‘SI’ Swimsuit Models on ‘Risque’ Cover Controversy: ‘It’s So Ridiculous’

When model Lily Aldridge graced the cover of Sports Illustrated‘s 50th anniversary Swimsuit Edition last year with Chrissy Teigen and Nina Agdal, she never commemorated the milestone with a framed copy. And the mammoth poster of the cover that someone did give her currently resides in her closet. But, she says, she made sure to autograph an issue for her husband, Kings of Leon frontman Caleb Followill.
“I signed one for him, and he signed his Rolling Stone cover for me,” she says with a smile, keeping warm on a tour bus parked on Nashville’s Lower Broadway. “I love that Rolling Stone cover.”
Aldridge, along with current SI Swimsuit Edition cover model Hannah Davis, is in the Tennessee capital for the sports magazine’s music-oriented “Swimville,” two days of concerts by artists like Kings of Leon, Chris Young and Will Hoge, and cover signings by Davis and the women in this year’s issue. In fact, it was Aldridge and Followill, both Nashville area residents, who helped lure SI to town. “My husband does the Music City Food and Wine Festival in September. I invited Sports Illustrated to come down and they just fell in love with the city and they wanted to do launch week here.”
Davis’ cover, shot at Blackberry Farm, a mountain retreat in Walland, Tennessee, about three hours east of Nashville, also made Music City a natural choice to host Swimville. Yet the photo – with Davis’ bikini bottom playing a game of peekaboo – didn’t arrive without controversy. Some have commented that it borders on the obscene.
Davis laughs. “The fact is, you can’t see anything. So all we’re talking about is what you cannot see. That’s why I think it’s funny,” she says, adding that her parents liked the cover. “For the people that think it’s too risqué, it’s probably just not the right magazine for them. I’ve been hearing, ‘Yes, but it’s on newsstands.’ And I’m like, ‘So is Playboy and FHM and porn magazines.’ If you’re talking about your child seeing that image, between social media and anything else these days, I think it’s the least of your concerns.”
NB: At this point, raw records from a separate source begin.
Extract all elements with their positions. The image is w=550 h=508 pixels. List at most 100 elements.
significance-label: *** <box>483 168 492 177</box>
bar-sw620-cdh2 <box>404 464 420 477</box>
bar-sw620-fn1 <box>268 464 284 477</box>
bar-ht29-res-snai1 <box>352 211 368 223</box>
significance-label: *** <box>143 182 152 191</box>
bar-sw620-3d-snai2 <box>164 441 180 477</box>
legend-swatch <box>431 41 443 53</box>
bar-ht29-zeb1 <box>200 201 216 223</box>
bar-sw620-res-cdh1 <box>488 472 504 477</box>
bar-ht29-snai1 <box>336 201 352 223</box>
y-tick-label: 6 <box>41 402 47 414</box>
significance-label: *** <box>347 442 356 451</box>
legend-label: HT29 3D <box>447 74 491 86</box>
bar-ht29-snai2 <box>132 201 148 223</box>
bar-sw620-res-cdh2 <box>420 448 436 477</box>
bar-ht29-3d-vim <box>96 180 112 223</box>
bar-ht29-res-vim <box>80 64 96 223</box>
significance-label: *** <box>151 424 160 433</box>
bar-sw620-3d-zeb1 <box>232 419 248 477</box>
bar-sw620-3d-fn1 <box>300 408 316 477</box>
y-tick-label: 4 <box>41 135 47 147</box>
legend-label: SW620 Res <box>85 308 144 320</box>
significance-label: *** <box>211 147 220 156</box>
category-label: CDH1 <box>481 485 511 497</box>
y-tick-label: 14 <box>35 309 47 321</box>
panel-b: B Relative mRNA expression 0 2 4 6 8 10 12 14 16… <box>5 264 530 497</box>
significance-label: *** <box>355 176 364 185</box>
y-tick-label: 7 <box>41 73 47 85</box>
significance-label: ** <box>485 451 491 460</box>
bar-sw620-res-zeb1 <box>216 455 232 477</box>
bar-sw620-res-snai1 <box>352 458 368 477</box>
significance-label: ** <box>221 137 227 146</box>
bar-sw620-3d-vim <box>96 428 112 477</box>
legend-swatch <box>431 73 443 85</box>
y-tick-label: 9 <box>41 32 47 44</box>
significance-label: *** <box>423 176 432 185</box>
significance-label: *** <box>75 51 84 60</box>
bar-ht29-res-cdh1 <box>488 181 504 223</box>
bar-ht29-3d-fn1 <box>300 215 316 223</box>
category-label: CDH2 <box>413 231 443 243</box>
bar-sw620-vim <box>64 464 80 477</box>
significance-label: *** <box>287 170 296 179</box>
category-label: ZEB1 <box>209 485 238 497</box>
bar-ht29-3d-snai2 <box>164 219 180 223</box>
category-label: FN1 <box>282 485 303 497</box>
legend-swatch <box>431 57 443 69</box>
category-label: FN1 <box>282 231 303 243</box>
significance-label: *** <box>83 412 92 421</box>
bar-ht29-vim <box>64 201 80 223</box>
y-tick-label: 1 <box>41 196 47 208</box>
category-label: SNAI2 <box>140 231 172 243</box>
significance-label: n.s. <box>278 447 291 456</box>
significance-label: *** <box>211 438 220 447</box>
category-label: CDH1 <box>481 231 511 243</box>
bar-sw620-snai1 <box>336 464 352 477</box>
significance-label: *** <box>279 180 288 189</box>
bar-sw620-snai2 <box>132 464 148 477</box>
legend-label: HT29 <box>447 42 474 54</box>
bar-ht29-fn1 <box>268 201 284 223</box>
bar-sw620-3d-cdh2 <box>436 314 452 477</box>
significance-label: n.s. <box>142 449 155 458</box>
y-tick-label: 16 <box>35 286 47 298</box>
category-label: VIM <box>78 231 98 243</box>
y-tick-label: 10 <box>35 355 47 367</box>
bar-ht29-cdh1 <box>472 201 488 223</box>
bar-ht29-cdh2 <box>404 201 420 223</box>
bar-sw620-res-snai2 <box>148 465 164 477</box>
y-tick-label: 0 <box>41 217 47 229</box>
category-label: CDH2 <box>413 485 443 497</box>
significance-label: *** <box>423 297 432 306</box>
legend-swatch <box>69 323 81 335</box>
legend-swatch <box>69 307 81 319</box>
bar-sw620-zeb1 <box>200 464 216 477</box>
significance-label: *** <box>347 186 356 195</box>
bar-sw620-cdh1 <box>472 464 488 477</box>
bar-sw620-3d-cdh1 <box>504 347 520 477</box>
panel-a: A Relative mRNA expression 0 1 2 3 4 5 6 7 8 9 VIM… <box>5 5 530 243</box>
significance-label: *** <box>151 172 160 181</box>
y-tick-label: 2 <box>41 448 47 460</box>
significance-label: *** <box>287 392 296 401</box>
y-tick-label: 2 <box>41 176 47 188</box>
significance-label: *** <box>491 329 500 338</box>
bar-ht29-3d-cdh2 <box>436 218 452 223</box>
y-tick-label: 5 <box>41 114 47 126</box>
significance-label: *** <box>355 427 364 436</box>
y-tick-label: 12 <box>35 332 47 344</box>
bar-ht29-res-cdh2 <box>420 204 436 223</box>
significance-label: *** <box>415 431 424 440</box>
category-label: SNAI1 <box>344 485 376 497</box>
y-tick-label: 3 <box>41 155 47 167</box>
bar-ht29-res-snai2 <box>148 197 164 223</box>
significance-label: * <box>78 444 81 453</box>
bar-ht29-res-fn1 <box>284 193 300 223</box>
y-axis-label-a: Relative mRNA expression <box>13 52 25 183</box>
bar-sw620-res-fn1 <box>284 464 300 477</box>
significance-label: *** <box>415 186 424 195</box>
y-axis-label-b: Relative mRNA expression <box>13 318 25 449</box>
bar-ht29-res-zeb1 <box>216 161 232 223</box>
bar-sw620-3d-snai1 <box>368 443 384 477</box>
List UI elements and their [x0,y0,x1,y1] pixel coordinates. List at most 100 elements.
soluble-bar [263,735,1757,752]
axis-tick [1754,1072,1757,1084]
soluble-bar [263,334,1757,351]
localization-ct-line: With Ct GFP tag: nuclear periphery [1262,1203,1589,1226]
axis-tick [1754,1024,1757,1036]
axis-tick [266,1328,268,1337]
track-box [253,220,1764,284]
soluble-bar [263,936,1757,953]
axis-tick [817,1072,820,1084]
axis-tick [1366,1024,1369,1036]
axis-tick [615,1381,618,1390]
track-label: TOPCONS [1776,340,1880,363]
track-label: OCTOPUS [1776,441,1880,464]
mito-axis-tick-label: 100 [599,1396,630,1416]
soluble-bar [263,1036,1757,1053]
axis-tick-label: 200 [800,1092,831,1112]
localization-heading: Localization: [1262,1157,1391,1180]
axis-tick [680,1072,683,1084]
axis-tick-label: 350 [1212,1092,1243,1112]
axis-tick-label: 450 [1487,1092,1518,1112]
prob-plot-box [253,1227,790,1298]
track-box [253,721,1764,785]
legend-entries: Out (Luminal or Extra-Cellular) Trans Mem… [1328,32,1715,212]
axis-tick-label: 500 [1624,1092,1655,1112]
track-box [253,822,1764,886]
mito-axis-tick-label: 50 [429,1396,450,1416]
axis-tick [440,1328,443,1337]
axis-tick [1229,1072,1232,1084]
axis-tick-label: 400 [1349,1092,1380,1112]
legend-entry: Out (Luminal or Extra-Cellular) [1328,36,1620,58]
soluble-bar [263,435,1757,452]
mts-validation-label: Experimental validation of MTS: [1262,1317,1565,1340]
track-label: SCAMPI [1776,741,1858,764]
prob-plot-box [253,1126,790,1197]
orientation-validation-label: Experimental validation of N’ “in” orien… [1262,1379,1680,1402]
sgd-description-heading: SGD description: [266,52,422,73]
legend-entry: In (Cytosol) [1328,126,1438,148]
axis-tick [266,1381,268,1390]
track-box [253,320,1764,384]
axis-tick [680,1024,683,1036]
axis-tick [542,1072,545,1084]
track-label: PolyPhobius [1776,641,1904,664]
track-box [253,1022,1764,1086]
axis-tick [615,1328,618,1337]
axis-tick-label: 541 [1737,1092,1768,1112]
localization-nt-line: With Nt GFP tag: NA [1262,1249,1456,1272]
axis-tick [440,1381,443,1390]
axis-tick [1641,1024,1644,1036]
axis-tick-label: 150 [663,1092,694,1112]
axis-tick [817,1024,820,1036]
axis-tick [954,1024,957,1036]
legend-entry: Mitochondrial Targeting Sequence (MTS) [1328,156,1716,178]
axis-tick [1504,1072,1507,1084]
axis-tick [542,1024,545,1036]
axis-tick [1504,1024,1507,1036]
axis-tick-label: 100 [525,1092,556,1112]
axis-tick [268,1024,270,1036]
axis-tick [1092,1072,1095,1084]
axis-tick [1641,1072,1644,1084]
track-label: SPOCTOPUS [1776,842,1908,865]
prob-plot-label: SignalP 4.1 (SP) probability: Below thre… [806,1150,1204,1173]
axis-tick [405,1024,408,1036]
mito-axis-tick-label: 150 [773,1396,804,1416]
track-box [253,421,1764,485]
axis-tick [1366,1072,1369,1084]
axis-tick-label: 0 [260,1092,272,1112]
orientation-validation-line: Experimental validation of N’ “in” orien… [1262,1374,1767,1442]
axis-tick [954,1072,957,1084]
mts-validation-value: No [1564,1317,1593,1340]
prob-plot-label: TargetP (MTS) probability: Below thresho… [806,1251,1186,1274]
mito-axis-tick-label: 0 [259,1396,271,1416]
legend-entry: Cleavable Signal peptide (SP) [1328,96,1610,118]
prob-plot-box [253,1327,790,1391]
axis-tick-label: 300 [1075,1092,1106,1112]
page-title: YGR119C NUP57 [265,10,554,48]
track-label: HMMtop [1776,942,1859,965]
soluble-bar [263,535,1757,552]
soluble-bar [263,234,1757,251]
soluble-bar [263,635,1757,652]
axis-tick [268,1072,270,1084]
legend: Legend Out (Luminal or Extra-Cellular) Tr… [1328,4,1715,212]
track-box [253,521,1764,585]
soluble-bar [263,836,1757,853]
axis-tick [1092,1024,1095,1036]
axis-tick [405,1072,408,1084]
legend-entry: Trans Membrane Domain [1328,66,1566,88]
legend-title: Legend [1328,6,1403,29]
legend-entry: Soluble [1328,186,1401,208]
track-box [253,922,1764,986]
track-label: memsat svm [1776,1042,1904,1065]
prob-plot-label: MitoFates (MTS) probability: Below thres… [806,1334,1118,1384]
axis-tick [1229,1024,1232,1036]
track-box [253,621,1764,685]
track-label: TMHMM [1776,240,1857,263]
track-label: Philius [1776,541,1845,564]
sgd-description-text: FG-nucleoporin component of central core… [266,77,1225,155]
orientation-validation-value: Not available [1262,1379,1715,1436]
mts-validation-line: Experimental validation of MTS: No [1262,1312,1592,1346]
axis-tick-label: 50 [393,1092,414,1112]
Aldridge feels likewise. “It’s so ridiculous. It’s swimwear, sexy girls…it’s really not that crazy at all. Hannah looks beautiful and I think people just like to make a deal of anything,” she says.
The lines to meet the models at Swimville – which attracted 15,000 people on its first day alone – were a mix of tourists and locals, from teenage boys to businessmen. It’s the former that elicit the best responses, Davis says. “Their hands start shaking and it takes them like five tries to take a selfie. I’m like, ‘Honey, just calm down. I’m as normal as they come.'”
Even country singer Young, a diehard sports fan, found it hard to think straight around a tent full of models. When the organizers asked him to perform, he says he answered, “yes” in one long run-on sentence. “But more than anything, it’s been a chance to mess with my buddies. All my guy friends were like, ‘How’d you get to play that?'” Young says backstage, where models and artists like Chase Rice were milling about. “If I could find some way to not only play music but also talk sports, I don’t know what I’d do with myself.”
Despite the wealth of options to view photos of naked women online – which John Oliver pointed out while skewering the Swimsuit Issue in a “How Is This Still a Thing?” segment on Last Week Tonight – Davis and Aldridge believe the annual edition maintains its appeal thanks to the surprise of who scored the cover.
“This one magazine comes out once a year and you can’t wait to see who the girls are, who the new girls are and who came back,” Aldridge says.
“It’s not like Maxim where they always have hot girls on the cover every month,” Davis adds. “It’s the anticipation that makes it so great.”
For Davis, after a full day of mingling and posing, she was most anticipating a late lunch at local fave Hattie B’s Hot Chicken. She and a bunch of her fellow models are feeling adventurous. “I don’t even know what hot chicken is,” she says, “but I love chicken any way it comes.”